AH Challenge...Ming China doesn't go isolationist

In the early 15th Century, Ming China was the the most technologically advanced nation and the greatest naval power in the world. Huge fleets of ocean-going junks traveled as far as the east coast of Africa and China traded actively with Europe and the Islamic world. And then, suddenly, they just brought the fleets home, dismantled them, and isolated themselves. As a result they fell farther and farther behind technologically, and became easy prey for western powers.

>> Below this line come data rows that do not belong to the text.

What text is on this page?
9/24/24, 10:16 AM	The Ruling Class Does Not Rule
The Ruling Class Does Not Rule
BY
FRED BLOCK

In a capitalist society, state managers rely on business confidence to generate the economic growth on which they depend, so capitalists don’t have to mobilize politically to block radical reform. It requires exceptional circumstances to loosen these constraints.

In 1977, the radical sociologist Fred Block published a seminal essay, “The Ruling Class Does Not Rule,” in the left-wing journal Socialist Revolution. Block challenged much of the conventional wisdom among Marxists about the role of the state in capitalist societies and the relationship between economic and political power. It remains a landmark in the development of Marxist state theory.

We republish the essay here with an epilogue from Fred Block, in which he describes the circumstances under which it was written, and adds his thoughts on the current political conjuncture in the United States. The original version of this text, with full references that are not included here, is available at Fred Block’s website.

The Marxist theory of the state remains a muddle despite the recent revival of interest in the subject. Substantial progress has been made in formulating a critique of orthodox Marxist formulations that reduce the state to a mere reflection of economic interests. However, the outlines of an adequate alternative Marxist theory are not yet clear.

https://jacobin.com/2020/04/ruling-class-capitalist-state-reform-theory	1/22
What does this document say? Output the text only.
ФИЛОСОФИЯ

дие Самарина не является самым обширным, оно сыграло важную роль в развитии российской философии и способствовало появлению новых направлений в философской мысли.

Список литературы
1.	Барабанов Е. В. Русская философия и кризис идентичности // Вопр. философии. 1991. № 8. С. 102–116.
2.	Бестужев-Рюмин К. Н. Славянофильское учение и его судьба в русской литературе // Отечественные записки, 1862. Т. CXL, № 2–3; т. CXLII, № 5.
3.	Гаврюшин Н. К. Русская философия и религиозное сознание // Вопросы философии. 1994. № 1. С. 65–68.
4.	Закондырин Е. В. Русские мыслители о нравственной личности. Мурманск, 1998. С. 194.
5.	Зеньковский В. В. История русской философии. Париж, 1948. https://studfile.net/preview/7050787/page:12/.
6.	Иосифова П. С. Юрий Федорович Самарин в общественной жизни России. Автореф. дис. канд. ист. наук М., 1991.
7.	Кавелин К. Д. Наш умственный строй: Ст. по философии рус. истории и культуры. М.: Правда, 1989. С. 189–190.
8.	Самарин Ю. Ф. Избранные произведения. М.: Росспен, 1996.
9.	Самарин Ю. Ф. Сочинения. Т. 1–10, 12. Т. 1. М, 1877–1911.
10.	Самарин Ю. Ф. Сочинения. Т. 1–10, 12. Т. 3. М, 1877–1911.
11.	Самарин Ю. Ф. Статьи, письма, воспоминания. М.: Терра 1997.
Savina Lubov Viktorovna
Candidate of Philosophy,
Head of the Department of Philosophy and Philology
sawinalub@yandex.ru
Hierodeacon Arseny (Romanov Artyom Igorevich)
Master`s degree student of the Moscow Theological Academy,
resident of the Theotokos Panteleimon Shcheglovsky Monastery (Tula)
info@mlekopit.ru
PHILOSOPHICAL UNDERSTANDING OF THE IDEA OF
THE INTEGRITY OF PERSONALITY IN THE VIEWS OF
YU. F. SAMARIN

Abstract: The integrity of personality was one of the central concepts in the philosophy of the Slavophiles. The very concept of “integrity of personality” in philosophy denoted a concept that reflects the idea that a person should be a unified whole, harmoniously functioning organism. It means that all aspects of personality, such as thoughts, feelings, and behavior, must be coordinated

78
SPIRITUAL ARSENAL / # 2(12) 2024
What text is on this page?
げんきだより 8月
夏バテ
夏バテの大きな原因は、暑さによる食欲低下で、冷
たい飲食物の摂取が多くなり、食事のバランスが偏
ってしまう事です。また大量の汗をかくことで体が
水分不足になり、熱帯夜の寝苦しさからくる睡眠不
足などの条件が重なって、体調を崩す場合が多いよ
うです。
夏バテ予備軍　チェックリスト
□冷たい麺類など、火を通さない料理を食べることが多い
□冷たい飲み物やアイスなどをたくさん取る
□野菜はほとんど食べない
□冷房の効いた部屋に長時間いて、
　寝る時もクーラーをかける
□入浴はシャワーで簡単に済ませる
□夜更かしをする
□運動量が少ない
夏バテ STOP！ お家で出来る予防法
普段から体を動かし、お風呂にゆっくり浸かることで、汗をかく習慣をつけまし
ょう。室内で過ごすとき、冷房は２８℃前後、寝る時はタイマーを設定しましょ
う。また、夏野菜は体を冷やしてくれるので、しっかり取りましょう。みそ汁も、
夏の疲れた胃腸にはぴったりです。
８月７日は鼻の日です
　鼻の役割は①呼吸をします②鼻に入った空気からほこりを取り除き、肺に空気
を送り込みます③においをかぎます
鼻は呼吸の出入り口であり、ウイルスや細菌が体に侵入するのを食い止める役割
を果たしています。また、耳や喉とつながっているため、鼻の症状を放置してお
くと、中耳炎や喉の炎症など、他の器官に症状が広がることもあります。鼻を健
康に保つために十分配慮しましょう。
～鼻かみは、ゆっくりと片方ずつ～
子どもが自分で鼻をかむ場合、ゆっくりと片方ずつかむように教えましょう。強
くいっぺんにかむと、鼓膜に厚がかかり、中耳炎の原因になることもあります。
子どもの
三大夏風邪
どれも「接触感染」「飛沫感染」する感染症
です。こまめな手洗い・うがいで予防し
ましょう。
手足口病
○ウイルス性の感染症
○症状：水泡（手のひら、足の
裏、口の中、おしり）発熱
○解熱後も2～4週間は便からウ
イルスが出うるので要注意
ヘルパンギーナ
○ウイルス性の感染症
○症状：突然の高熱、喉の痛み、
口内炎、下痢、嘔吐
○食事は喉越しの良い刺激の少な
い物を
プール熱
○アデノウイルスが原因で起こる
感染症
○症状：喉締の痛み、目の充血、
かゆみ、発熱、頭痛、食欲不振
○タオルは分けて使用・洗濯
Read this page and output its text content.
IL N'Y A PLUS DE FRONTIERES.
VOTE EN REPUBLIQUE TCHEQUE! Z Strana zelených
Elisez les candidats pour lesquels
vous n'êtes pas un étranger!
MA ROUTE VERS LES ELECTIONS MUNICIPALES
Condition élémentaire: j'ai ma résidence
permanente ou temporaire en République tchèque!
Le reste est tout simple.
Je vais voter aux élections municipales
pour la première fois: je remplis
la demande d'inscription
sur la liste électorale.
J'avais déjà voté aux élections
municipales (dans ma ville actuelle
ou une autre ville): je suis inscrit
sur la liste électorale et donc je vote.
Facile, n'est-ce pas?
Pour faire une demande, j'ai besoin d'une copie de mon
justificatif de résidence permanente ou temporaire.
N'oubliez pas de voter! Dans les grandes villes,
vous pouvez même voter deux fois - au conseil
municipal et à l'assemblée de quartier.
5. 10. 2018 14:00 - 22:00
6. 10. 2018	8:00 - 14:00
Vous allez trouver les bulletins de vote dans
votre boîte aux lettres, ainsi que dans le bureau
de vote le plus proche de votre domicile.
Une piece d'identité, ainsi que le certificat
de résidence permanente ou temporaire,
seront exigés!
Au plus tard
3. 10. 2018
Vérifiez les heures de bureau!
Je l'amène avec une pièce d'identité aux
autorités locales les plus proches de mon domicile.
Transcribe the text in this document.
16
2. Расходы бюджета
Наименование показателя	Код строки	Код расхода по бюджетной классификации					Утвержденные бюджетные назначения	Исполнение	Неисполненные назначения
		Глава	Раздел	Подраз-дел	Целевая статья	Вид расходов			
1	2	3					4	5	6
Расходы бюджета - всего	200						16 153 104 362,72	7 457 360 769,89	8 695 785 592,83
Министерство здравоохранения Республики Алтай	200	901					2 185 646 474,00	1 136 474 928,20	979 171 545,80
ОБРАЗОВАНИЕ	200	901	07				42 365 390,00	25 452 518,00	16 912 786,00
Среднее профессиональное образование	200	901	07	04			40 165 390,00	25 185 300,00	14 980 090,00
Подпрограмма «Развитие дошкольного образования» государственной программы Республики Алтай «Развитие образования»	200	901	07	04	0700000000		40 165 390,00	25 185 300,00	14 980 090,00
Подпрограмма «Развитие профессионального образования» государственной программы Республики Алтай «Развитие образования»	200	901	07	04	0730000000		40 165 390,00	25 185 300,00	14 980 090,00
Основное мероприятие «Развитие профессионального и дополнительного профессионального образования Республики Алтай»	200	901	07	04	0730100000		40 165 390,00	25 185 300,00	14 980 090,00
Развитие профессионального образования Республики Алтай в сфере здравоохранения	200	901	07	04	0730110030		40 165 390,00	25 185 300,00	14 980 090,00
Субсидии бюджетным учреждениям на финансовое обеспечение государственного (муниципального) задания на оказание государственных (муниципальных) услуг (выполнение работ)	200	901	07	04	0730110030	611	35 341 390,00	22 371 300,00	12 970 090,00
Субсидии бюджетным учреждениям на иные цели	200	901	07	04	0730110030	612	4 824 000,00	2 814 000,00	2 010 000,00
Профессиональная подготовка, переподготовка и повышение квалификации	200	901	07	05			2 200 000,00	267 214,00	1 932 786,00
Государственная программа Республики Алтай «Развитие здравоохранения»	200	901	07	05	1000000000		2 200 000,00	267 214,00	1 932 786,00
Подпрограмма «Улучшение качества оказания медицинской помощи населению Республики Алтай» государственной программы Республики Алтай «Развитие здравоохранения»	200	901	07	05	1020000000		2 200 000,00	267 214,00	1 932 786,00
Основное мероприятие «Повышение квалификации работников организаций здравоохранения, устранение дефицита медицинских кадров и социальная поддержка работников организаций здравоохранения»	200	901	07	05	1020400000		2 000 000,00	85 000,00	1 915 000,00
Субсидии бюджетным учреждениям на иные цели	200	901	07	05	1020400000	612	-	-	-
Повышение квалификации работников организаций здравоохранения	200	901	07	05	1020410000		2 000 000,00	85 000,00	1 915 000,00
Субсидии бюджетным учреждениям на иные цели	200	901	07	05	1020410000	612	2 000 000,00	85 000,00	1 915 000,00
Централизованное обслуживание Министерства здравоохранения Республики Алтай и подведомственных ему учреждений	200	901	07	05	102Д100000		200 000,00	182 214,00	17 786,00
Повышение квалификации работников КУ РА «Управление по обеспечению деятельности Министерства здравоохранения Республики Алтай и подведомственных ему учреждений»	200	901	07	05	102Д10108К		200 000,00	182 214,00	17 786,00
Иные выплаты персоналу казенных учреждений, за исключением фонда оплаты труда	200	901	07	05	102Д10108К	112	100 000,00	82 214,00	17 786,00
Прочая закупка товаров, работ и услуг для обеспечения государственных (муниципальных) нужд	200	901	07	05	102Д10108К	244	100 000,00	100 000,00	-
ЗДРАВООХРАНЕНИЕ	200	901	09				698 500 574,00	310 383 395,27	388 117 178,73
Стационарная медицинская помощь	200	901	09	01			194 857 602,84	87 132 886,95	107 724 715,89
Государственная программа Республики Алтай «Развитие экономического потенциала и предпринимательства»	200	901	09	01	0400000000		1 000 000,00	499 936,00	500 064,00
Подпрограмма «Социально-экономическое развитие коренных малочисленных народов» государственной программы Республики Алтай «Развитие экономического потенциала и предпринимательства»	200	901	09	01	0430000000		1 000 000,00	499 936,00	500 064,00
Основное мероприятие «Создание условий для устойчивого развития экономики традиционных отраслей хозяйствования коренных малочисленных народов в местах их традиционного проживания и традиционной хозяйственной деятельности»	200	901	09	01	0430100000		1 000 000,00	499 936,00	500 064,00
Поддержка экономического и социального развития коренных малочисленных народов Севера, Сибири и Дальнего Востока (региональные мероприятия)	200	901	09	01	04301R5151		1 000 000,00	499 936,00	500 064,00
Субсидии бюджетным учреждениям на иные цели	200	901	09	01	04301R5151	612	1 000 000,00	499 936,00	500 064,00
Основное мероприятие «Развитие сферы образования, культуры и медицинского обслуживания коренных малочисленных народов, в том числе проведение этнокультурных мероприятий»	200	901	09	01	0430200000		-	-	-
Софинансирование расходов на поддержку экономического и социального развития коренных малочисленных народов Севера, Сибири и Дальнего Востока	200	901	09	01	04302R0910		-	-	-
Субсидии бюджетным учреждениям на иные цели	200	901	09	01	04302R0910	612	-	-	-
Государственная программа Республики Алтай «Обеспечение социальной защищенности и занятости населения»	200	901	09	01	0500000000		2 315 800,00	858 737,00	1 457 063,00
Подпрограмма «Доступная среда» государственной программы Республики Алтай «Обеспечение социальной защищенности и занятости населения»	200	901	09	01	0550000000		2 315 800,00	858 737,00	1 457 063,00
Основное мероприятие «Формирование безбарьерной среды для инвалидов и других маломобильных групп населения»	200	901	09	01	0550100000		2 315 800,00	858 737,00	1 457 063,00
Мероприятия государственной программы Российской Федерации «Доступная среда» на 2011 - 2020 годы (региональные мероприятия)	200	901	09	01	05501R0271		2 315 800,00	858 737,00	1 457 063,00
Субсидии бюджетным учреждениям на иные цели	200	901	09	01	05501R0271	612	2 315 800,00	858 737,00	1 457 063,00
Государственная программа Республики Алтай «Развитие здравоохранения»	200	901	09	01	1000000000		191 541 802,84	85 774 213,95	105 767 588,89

The most frequently cited cause for this isolation was a power struggle between the court eunuchs, who favored expansionism and trade, and the Confucian scholars, who claimed that such policies were fiscally wasteful and brought no great advantage to China. In the end, the scholars won, and China withdrew into itself.

But how could this have been otherwise? And if China does not withdraw into itself, how does that affect history? Do we have, perhaps, a nation sort of like Japan in the late 19th and 20th centuries, only much bigger and much more dangerous to the rest of the world? Any ideas?
 
China needed to keep a strong defence in depth in the west to avoid being overrun by a Muslim army which would then likely wipe blank all existing Chinese culture and Islamise China.
 
"China needed to keep a strong defence in depth in the west to avoid being overrun by a Muslim army which would then likely wipe blank all existing Chinese culture and Islamise China."

Anthony,

Huh? I know you don't have a high opinion of Islam, but what Muslim power in Central Asia at that time was capable of overrunning China?
 
The Mongols and the Manchus conquered China, but they were not Muslim. Next along might be a Muslim nomad army arising in Central Asia, given a few butterflies in the area.
 
If the Ming dynasty had not halted its progress, it very likely would have developed modern weaponry faster than the Europeans; at the very, very least, it would have adopted Western technology once the Portugeuse and the Dutch came in.

As for a major Islamic power, I doubt it; Persia was too busy wrangling with the Ottomans in the 1600s, and by the 1700s it was just becoming too late for them to modernize (state sponsored, supported, and run religion just doesn't permit the type of modernization necessary). It was getting to a point where modernization would just come too late.